The Envestnet CEO was also “deeply spiritual,” Crager said. Although a Christian, Bergman was also a practicing Jew who kept kosher, he added.

While Envestnet prospered, Bergman suffered a personal tragedy in 2006 when his wife Susan died of brain cancer in her early 40s.

Several years later, Bergman remarried. His wife was with him in the taxi going north on Route 101 in San Francisco that night in early October when an impaired driver heading south crashed into them. Bergman, his wife, Mary Miller-Bergman, the driver of their taxi and the impaired driver were all killed.

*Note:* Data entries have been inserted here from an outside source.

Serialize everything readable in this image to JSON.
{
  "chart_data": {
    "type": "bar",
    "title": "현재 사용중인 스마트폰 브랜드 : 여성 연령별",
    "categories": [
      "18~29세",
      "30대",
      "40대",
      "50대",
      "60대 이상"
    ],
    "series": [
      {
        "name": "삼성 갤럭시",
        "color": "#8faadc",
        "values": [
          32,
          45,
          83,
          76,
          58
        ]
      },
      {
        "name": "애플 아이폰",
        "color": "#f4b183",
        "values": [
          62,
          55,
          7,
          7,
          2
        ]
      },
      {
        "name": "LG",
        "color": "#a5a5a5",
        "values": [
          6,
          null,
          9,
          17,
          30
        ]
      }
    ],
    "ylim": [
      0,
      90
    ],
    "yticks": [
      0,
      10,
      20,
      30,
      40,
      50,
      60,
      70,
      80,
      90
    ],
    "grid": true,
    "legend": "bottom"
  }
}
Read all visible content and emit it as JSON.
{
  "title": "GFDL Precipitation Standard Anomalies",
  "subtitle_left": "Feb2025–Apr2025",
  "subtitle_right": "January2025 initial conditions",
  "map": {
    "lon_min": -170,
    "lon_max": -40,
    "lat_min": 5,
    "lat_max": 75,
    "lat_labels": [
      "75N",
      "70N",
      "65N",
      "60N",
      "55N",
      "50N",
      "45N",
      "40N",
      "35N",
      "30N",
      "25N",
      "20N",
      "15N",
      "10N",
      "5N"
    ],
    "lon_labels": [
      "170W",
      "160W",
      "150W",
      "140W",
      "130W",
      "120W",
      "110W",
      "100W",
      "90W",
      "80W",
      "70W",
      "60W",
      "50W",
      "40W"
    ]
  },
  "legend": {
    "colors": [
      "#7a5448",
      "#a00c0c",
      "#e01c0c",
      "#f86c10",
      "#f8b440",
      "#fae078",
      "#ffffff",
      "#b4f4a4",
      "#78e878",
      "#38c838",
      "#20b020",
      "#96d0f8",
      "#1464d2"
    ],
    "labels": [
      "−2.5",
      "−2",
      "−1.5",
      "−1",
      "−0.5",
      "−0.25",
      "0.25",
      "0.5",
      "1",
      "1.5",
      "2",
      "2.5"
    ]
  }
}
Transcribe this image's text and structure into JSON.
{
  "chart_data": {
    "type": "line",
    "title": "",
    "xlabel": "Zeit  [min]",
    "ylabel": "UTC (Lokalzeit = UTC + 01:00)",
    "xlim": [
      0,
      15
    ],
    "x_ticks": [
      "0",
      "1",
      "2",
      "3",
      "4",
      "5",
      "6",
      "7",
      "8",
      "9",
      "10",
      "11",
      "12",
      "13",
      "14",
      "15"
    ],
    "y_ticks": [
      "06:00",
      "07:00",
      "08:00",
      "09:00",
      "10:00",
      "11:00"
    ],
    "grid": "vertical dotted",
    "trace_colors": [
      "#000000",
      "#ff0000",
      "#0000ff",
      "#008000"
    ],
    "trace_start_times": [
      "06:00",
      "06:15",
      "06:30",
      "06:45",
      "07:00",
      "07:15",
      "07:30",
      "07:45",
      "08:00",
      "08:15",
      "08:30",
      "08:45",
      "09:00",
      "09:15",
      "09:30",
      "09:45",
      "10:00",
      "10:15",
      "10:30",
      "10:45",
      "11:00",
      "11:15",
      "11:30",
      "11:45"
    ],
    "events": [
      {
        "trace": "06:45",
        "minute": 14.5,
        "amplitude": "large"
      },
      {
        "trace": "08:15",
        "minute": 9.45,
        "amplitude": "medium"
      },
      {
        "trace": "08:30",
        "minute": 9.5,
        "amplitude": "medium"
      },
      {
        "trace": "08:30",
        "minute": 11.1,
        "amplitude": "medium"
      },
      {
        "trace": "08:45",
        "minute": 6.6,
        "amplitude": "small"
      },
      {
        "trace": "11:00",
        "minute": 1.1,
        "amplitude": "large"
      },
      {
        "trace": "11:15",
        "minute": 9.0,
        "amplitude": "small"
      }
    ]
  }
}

[Bergman's death] was so shocking and final. It hit me so profoundly, what had just ended.
Bill Crager

The Envestnet CEO and president talked every day, and Crager thought it was odd that Bergman didn’t return several emails that night. When he got the news the following morning, he was stunned.

“It was so shocking and final,” Crager recalled. “It hit me so profoundly, what had just ended.”

After having worked “incredibly closely for 20 years,” he said, “we had a connectivity that was amazing.”

The two men had also worked out a succession plan, which proved indispensable to keeping the company running smoothly, he told the advisors.

Not long before Bergman’s death, Crager recalled an eerily prophetic conversation with his friend.

Bergman asked him if he knew the story of Moses.

Yes, of course he did, but Crager wasn’t quite sure what Bergman was getting at.

“Moses knew he was going to see the promised land, but that he wasn’t going to get there,” Bergman told him.